Her most famous and consequential work began in 1887 after she moved to New York and joined Joseph Pulitzer’s New York World. There, Bly proposed an audacious idea: she would feign insanity in order to be committed to the Women’s Lunatic Asylum on Blackwell’s Island (now Roosevelt Island), allowing her to expose conditions inside from firsthand experience. After practising deranged behaviour in a boarding house, she was declared insane by doctors and sent to the asylum. For ten days, Bly endured freezing baths, spoiled food, physical abuse, and neglect, all while observing how sane women could easily be institutionalised with little hope of release.

Her resulting exposé, published as Ten Days in a Mad-House, was a sensation. More importantly, it led to tangible reform. A grand jury investigation followed, funding for mental health care was increased, and public awareness of institutional abuse was dramatically raised. Bly had effectively pioneered what would later be called “stunt journalism” or immersive investigative reporting, demonstrating that exposing injustice sometimes required personal risk.

Bly’s appetite for adventure was not limited to social reform. In 1889 she embarked on the exploit that made her a global celebrity: an attempt to travel around the world faster than the fictional Phileas Fogg in Jules Verne’s Around the World in Eighty Days. Armed with little more than a single bag and her determination, Bly departed New York and raced across Europe, the Middle East, Asia, and the Pacific. She even met Jules Verne himself in France. After 72 days, 6 hours, and 11 minutes, she returned home, smashing the fictional record and captivating readers across America. The journey cemented her reputation not just as a journalist, but as a symbol of modern womanhood—independent, resilient, and unafraid of the wider world.

Despite her fame, Bly’s career was not a smooth ascent. She left journalism for a time after marrying industrialist Robert Seaman in 1895, helping to manage his manufacturing businesses. Widowed in 1904 and left with financial difficulties, she eventually returned to reporting, covering everything from political corruption to the First World War. During the war she became one of the first female journalists to report from the Eastern Front, further underscoring her fearlessness and adaptability.

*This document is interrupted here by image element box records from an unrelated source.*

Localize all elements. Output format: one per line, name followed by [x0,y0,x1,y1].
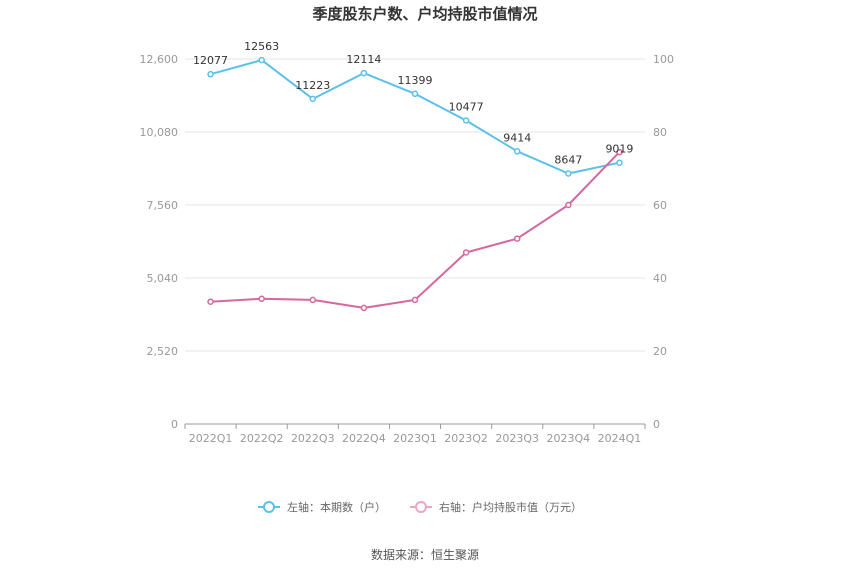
legend[interactable]: 左轴：本期数（户） 右轴：户均持股市值（万元） [258,500,582,514]
legend-label: 左轴：本期数（户） [287,500,386,514]
series-point-0[interactable] [207,70,214,78]
series-point-1[interactable] [513,235,521,242]
x-tick-label: 2023Q3 [495,432,539,445]
left-tick-label: 10,080 [140,126,179,139]
chart-title: 季度股东户数、户均持股市值情况 [312,5,537,23]
right-axis: 0 20 40 60 80 100 [653,53,674,431]
data-label: 12077 [193,54,228,67]
legend-marker [415,501,427,513]
data-label: 12114 [346,53,381,66]
series-line-1 [210,151,621,309]
series-point-1[interactable] [258,295,265,303]
left-tick-label: 5,040 [147,272,179,285]
left-tick-label: 12,600 [140,53,179,66]
data-labels: 12077 12563 11223 12114 11399 10477 9414 8647 90… [193,40,633,166]
data-label: 10477 [449,100,484,113]
right-tick-label: 80 [653,126,667,139]
series-point-0[interactable] [462,117,470,124]
data-label: 11223 [295,79,330,92]
left-tick-label: 0 [171,418,178,431]
left-tick-label: 7,560 [147,199,179,212]
data-label: 8647 [554,154,582,167]
grid-lines [185,58,645,352]
series-point-0[interactable] [360,69,368,77]
series-point-1[interactable] [207,298,214,305]
series-point-1[interactable] [616,148,623,156]
left-tick-label: 2,520 [147,345,179,358]
series-point-1[interactable] [462,249,470,256]
x-tick-label: 2024Q1 [598,432,642,445]
legend-marker [263,501,275,513]
legend-item-1[interactable]: 右轴：户均持股市值（万元） [410,500,582,514]
series-point-1[interactable] [565,201,572,209]
data-label: 12563 [244,40,279,53]
data-label: 9414 [503,131,531,144]
x-tick-label: 2022Q4 [342,432,386,445]
x-tick-label: 2022Q3 [291,432,335,445]
legend-label: 右轴：户均持股市值（万元） [439,500,582,514]
left-axis: 0 2,520 5,040 7,560 10,080 12,600 [140,53,179,431]
series-point-1[interactable] [309,296,317,304]
right-tick-label: 40 [653,272,667,285]
x-tick-label: 2022Q1 [189,432,233,445]
series-point-0[interactable] [616,159,623,166]
x-tick-label: 2023Q4 [547,432,591,445]
series-layer [207,56,623,312]
x-tick-label: 2022Q2 [240,432,284,445]
series-point-1[interactable] [411,296,419,304]
source-note: 数据来源：恒生聚源 [371,547,479,562]
x-tick-label: 2023Q1 [393,432,437,445]
right-tick-label: 100 [653,53,674,66]
data-label: 9019 [605,143,633,156]
legend-item-0[interactable]: 左轴：本期数（户） [258,500,386,514]
series-point-0[interactable] [513,148,521,155]
data-label: 11399 [398,74,433,87]
series-point-0[interactable] [411,90,419,98]
right-tick-label: 0 [653,418,660,431]
series-point-0[interactable] [565,170,572,177]
right-tick-label: 20 [653,345,667,358]
x-axis: 2022Q1 2022Q2 2022Q3 2022Q4 2023Q1 2023Q2 2023… [184,423,646,445]
series-point-0[interactable] [309,95,317,103]
series-point-1[interactable] [360,304,368,312]
right-tick-label: 60 [653,199,667,212]
x-tick-label: 2023Q2 [444,432,488,445]
series-point-0[interactable] [258,56,265,64]
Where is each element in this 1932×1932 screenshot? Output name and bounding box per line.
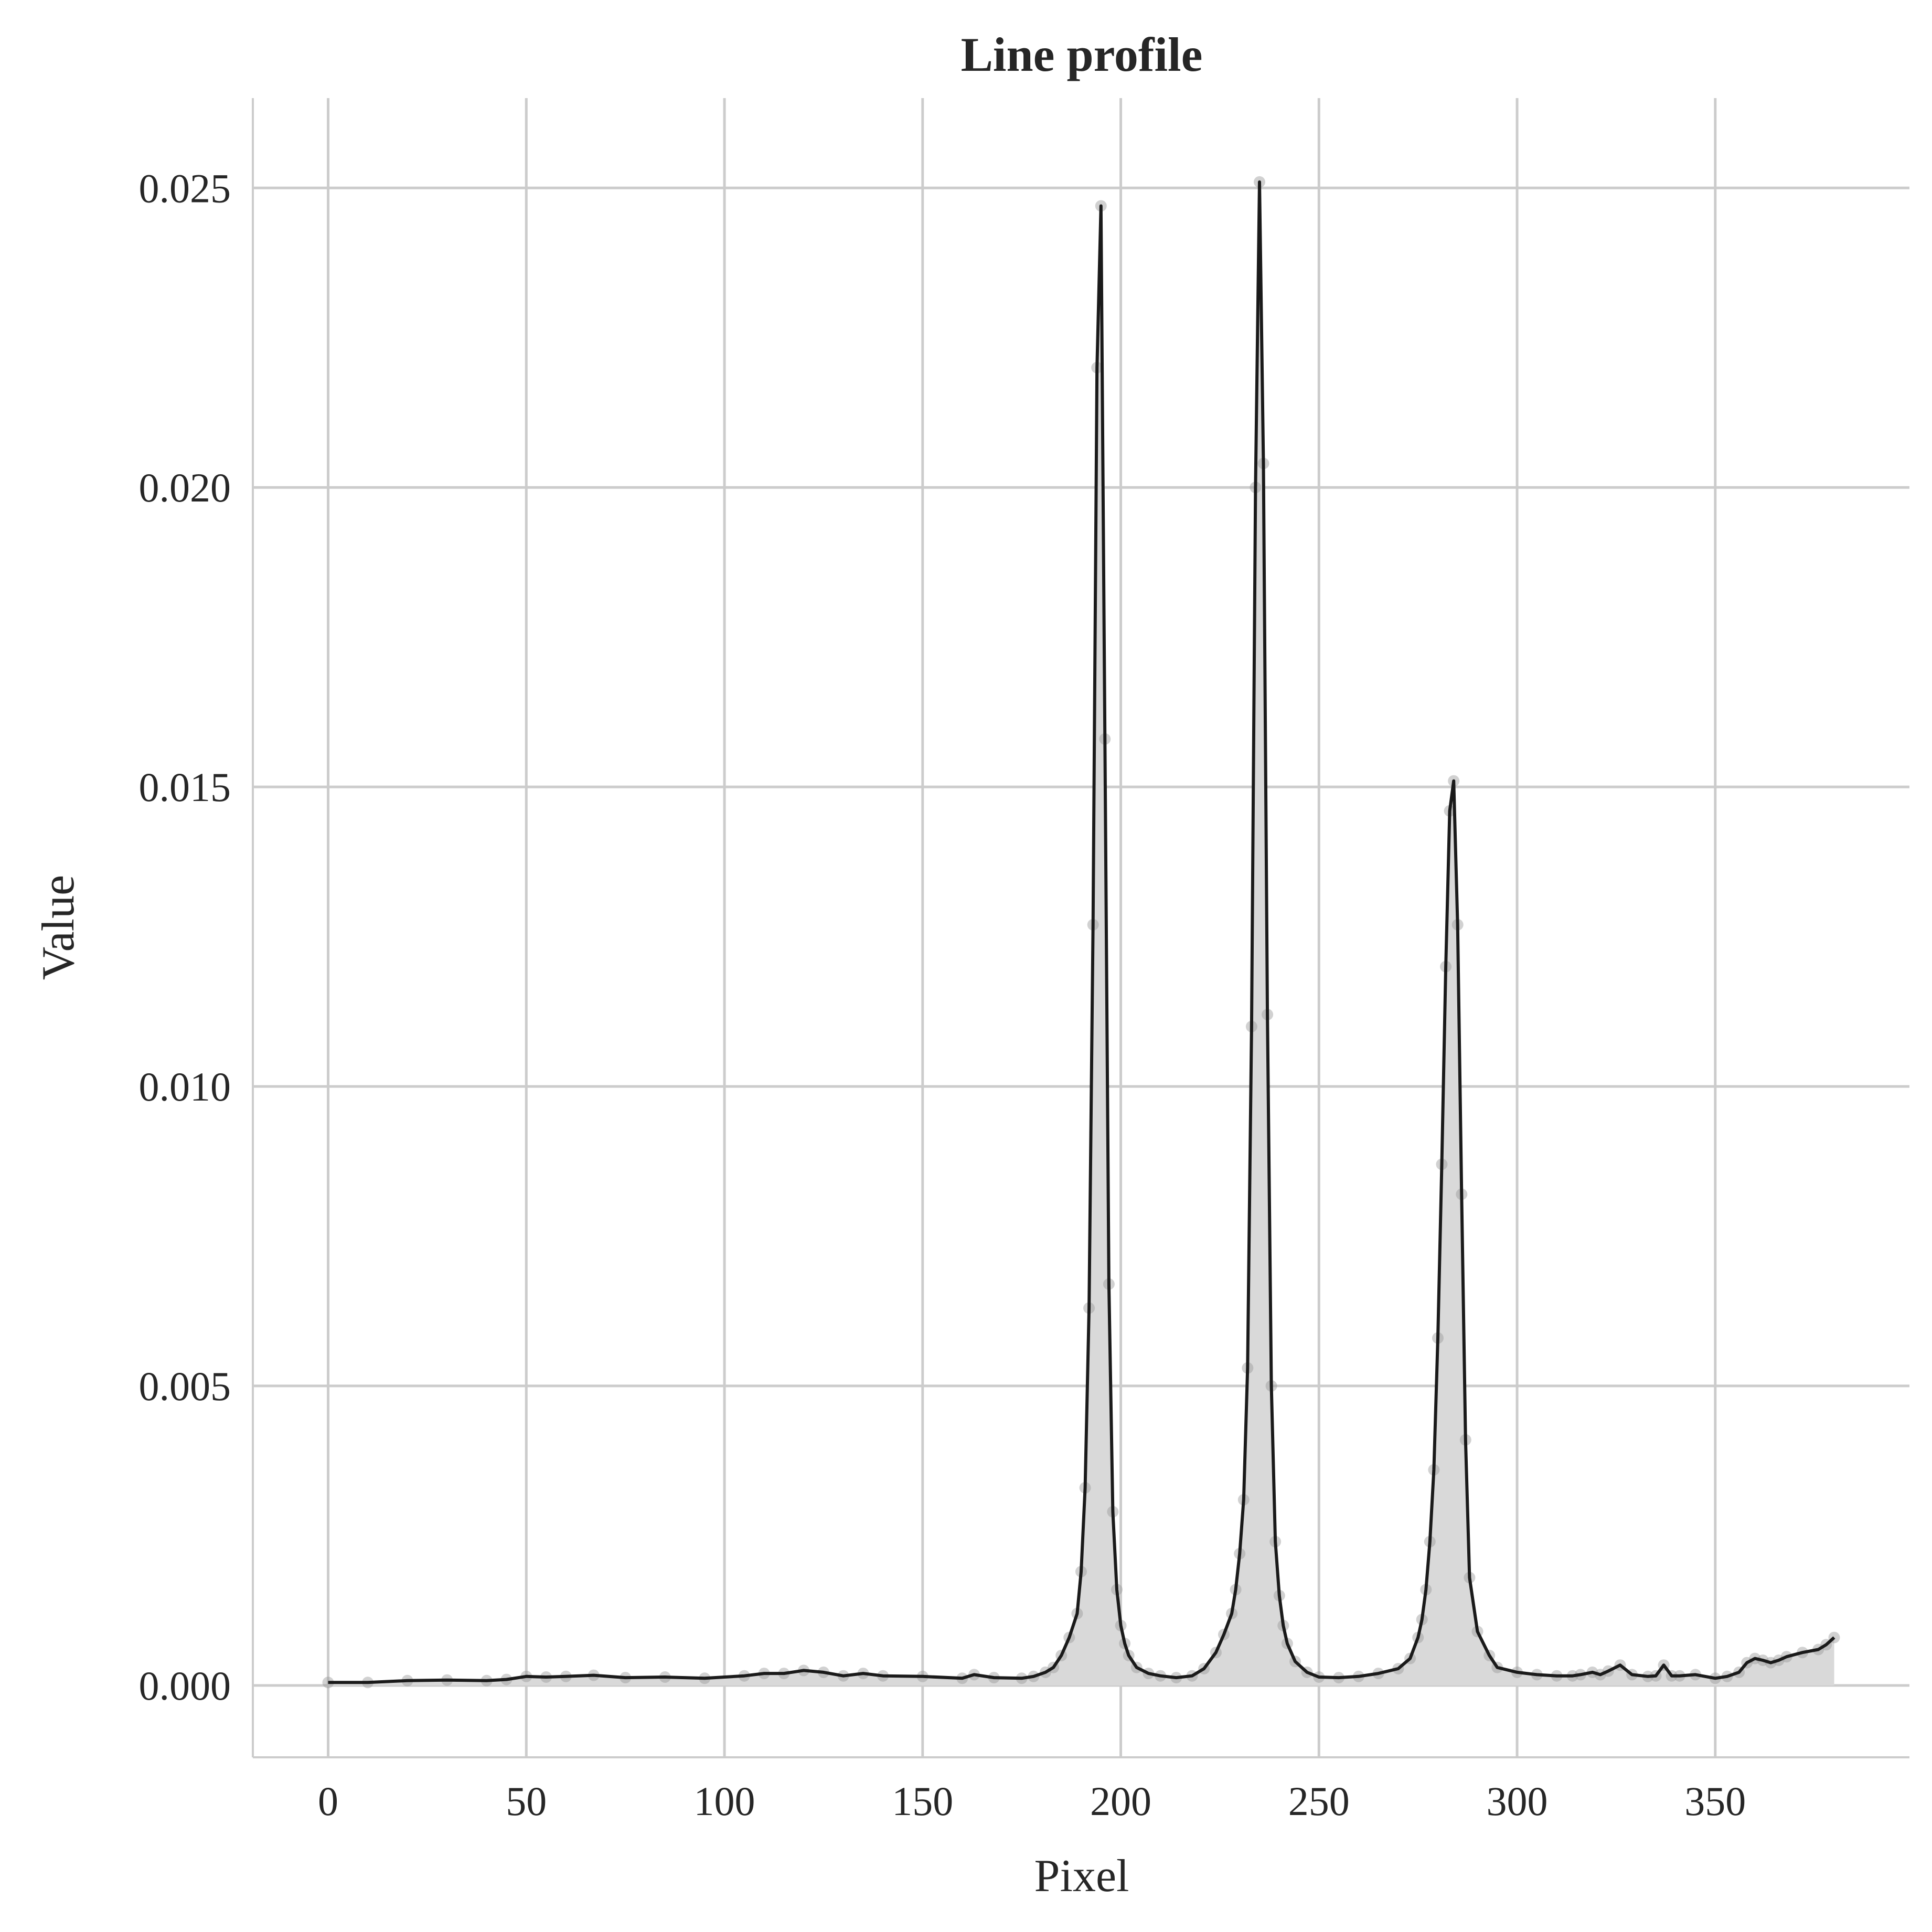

Nellie Bly died in 1922 at the age of 57, but her legacy has only grown. She helped transform journalism from passive observation into active investigation, proving that reporters could be agents of change rather than mere chroniclers of events. Equally important, she shattered contemporary assumptions about women’s intellectual and physical limits. At a time when women were often denied public authority, Bly forced society to reckon with uncomfortable truths by placing herself directly in harm’s way.

Today, Nellie Bly is remembered not just as a journalist or an adventurer, but as a pioneer of modern investigative reporting and a trailblazer for women in the profession. Her life stands as a testament to the power of curiosity, moral courage, and the refusal to accept injustice as inevitable.